Does Automated Trading Mean Less Risk?
If you’re a trader, you’re always thinking of reducing risks and making your trading more precise and efficient at the back of your mind. Multiple things can go wrong while trading, not to mention you’re not always available to monitor the markets and adjust your strategy as need be. However, automated trading platforms in the UK can help make your trading more convenient and efficient while reducing some risks.
Automated trading involves using pre-programmed computer programs or software to trade on your behalf. This, in some ways, reduces your risks while trading as it eliminates some of the human emotions you’re privy to while trading and efficiently expands your trading capabilities. This piece will examine whether automated trading is less risky than manual trading and some of its pros and cons.
What is Automated Trading?
Automated trading, also referred to as mechanical or algorithmic trading, is the use of computer programming to automate the trading function. You preprogram the software with your trading strategy by establishing rules and conditions the automatic program can use to enter or exit trades. Once you’ve programmed these conditions, a computer takes over the rest of the function, and all you have to do is monitor how it performs.
This allows you to convert precise money management rules into an automated system you can use to perform and monitor trade positions. Furthermore, automated trading is prevalent among large brokers and hedge funds, as 70% to 80% of all instruments trading come from such systems in the US Stock Exchange.

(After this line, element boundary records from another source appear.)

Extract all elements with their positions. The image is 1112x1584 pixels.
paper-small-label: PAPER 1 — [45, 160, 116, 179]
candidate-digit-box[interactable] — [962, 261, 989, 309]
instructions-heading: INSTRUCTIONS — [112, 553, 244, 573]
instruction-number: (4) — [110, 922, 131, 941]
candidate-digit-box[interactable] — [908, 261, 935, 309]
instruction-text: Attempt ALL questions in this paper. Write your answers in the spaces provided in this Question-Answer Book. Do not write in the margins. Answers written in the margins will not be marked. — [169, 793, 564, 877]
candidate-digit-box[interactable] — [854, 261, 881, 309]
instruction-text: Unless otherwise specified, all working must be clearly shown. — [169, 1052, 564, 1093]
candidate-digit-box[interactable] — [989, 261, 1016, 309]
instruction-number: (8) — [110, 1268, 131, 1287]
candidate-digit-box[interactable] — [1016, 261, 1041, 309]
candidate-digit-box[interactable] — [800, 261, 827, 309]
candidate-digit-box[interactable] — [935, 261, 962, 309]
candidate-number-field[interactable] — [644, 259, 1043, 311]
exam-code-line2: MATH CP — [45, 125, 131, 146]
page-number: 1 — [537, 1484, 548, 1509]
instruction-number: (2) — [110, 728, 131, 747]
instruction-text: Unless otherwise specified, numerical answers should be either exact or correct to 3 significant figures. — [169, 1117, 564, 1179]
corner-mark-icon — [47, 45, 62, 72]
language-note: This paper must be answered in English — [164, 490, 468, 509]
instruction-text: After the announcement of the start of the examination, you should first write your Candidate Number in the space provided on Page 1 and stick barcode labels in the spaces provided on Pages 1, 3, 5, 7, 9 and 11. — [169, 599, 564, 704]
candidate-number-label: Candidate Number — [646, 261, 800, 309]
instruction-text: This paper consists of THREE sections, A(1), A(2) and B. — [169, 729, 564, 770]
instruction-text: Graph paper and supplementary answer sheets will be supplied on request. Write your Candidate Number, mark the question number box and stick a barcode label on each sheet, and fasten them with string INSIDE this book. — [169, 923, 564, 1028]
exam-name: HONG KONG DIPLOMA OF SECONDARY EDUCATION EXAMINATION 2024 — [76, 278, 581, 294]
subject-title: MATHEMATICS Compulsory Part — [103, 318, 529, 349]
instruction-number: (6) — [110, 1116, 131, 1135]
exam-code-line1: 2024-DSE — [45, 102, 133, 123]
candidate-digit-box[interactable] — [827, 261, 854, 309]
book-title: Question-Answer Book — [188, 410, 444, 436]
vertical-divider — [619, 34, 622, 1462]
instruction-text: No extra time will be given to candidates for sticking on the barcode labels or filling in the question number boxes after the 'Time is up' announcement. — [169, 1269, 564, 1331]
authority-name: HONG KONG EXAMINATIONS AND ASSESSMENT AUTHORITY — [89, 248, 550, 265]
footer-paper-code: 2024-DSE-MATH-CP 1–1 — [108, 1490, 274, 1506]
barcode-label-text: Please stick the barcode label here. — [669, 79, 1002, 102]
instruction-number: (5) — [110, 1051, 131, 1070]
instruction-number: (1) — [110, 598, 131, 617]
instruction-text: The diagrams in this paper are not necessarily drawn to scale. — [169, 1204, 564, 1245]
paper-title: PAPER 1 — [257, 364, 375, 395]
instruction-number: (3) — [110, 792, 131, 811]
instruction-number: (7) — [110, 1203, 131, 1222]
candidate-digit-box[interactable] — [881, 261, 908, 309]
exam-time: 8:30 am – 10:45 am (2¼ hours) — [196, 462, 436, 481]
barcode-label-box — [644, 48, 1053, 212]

They work by linking the user to a direct access broker and picking instruments based on specific parameters, such as entry price points, and areas of interest, amongst other factors. The automated system then analyzes technical indicators, the price history of the instruments, and your trading strategy to set an entry and exit position for each trade. This process also relies highly on artificial intelligence and machine learning, improving trades’ efficiency and accuracy.
Advantages of Automated Trading
1. Mitigates Emotional Trading
As human beings, we are highly prone to making decisions from an emotional place, even when we think we’re being objective. This can sometimes cloud your judgment and cause you to make less-than-stellar decisions when trading. However, automated trading helps keep your emotions in check by removing that variable and allowing you to rely only on your strategy and rules.
Furthermore, as the function is automated, you don’t get to question or hesitate to execute trades when the criteria are right. This protects you from some emotional anguish you experience while trading manually.
2. Backtesting
Automated trading allows you to backtest your trading strategy quickly before implementing it on actual trades. This allows you to hone your trading strategy and improve on what would otherwise be weak or inaccurate aspects. Ensuring what you end up with has a high chance of success in the markets. Backtesting also allows you to try different strategies for the best return on investment conveniently.
3. Maintaining Discipline While Trading
While it’s easy for you to get distracted or overwhelmed by events in your life, you don’t experience the same with automated systems. Once you’ve set the system, it will perform as expected unless you change certain aspects or the criteria it follows. It also does not get tired or bored, which can sometimes produce devastating effects for traders.
4. Improved Speeds
Trading is a game of speed, where a few seconds can mean the difference between making a profitable or a loss-making trade. Because automated trading systems are always omnipresent, they quickly execute orders once the criteria are correct, which improves efficiency and accuracy.
Disadvantages of Automated Trading
1. Over-optimization
Sometimes automated trading platforms carry numerous features and optimization protocols that look good on paper but perform poorly in actual trading. Such systems can unduly raise your expectations only to disappoint you when you have already invested time and money. Furthermore, overthinking and over backtesting your trading strategy can produce an ineffective Frankenstein strategy.
2. Failures
Like your car breaks down from time to time, automated trading systems are no different. Even though it’s rare, computer programs sometimes fail or record and execute the wrong commands. You will have to constantly monitor your system to ensure it works as you expect.